DORA Regulation
Digital Operational Resilience Act
The Digital Operational Resilience Act (DORA) is an EU regulation establishing uniform requirements for financial entities to manage ICT risk, report ICT-related incidents, test digital operational resilience, and oversee third-party ICT service providers. Unlike directives such as NIS2, DORA applies directly across all 27 EU Member States without national transposition — creating a single, harmonised ICT risk management rulebook for the financial sector. It covers 21 categories of financial entities, from credit institutions and investment firms to crypto-asset service providers, and introduces an unprecedented oversight framework for critical third-party ICT providers designated by the European Supervisory Authorities. FortisEU operationalises DORA compliance with automated ICT risk assessments, incident classification workflows, third-party register management, and TLPT coordination.

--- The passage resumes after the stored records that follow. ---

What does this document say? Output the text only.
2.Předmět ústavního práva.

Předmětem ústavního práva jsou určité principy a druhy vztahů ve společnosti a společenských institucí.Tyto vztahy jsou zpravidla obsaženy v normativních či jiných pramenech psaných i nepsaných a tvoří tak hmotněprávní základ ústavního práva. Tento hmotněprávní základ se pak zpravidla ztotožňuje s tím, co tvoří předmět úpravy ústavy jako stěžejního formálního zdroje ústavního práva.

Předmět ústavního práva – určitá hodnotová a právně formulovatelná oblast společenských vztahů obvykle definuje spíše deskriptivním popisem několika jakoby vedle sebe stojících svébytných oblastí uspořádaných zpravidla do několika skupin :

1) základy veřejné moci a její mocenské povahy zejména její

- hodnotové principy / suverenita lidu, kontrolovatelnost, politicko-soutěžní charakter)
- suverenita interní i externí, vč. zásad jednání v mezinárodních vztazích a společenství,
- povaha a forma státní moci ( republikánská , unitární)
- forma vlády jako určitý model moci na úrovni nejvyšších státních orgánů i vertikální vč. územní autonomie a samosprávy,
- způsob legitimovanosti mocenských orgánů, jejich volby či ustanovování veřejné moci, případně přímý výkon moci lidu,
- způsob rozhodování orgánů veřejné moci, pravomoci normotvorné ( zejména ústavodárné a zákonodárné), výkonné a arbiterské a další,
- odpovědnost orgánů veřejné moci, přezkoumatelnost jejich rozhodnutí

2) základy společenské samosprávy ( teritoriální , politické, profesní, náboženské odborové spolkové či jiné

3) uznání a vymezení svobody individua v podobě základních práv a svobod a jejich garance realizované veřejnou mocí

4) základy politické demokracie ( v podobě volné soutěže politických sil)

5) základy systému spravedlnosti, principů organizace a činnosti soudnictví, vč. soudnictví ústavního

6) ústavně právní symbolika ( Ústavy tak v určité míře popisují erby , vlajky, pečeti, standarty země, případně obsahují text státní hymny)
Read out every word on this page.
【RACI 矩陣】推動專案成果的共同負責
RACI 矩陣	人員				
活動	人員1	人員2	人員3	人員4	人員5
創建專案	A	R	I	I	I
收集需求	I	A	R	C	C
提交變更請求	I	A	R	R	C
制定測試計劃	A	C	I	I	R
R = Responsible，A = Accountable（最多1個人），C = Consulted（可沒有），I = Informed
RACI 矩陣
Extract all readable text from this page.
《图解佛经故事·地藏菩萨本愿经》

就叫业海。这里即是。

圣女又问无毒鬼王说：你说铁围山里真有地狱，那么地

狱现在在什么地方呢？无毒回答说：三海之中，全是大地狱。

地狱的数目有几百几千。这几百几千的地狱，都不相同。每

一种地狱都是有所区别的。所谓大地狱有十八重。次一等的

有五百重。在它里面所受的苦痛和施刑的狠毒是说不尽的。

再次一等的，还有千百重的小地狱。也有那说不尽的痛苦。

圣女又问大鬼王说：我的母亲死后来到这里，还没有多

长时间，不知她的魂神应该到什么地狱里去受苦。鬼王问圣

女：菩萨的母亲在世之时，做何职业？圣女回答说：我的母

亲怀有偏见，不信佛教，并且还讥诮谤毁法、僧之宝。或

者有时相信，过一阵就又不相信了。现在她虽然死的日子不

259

Regulation (EU) 2022/2554 on digital operational resilience for the financial sector
Fine Calculator
Estimate your organisation's maximum DORA penalty exposure based on entity classification, daily turnover, and infringement type.
DORA Template Pack
Pre-built ICT risk management frameworks, incident reporting templates, register of information workbooks, and TLPT coordination plans mapped to DORA requirements.
NIS2 vs DORA Comparison
Side-by-side analysis of NIS2 and DORA requirements, scope, enforcement mechanisms, and lex specialis boundaries for dual-regulated financial entities.
Common Questions
Who is in scope of DORA?
DORA applies to 21 categories of financial entities as defined in Article 2, including credit institutions, payment institutions, account information service providers, electronic money institutions, investment firms, crypto-asset service providers, central securities depositories, central counterparties, trading venues, trade repositories, managers of alternative investment funds, management companies, data reporting service providers, insurance and reinsurance undertakings, insurance intermediaries, reinsurance intermediaries, institutions for occupational retirement provision, credit rating agencies, administrators of critical benchmarks, crowdfunding service providers, and securitisation repositories. It also applies to ICT third-party service providers that serve these entities.
How does DORA relate to NIS2?
DORA is lex specialis to NIS2 under Article 1(2) of the DORA Regulation. This means that where DORA imposes ICT risk management, incident reporting, or digital operational resilience testing requirements on financial entities, those provisions take precedence over the corresponding general requirements in NIS2. Financial entities subject to DORA remain within NIS2 scope but comply with DORA's more specific provisions rather than NIS2 Article 21 measures. The lex specialis relationship operates at the level of individual obligations — NIS2 still applies where DORA does not provide equivalent coverage.
What are the TLPT requirements under DORA?
Threat-led penetration testing (TLPT) under Articles 26-27 is mandatory for financial entities identified by competent authorities based on systemic importance, ICT maturity, and risk profile. TLPT must be conducted at least every three years using the TIBER-EU framework, covering critical or important functions, and performed by qualified external testers (though internal testers may participate under strict conditions). The scope is agreed with the competent authority, and results must be validated by the authority before remediation plans are finalised.
What is the register of information for ICT third-party providers?
Under Article 28(3), financial entities must maintain a complete register of information for all contractual arrangements with ICT third-party service providers. This register must include details of the ICT services provided, the identity of the provider and any sub-contractors, the jurisdictions where data is processed and stored, and the criticality of the functions supported. The register must be made available to competent authorities on request and is a key input into the ESA oversight framework for identifying critical third-party providers.
Does DORA apply proportionally to smaller entities?
Yes. Article 4 establishes a proportionality principle requiring financial entities to implement DORA requirements in a manner proportionate to their size, overall risk profile, and the nature, scale, and complexity of their services, activities, and operations. Microenterprises (fewer than 10 employees and turnover/balance sheet under EUR 2 million) benefit from a simplified ICT risk management framework under Article 16. However, all in-scope entities — regardless of size — must comply with incident reporting, maintain a third-party register, and establish basic digital operational resilience testing.
What are the penalties for DORA non-compliance?
DORA empowers competent authorities to impose administrative penalties and remedial measures proportionate to the infringement. For financial entities, penalties are determined by national competent authorities in line with existing sectoral financial legislation. For critical ICT third-party providers, Article 35(8) allows the Lead Overseer to impose periodic penalty payments of up to 1% of the provider's average daily worldwide turnover for each day of non-compliance, for a maximum of six months. Member States may also provide for criminal penalties where their national law so permits.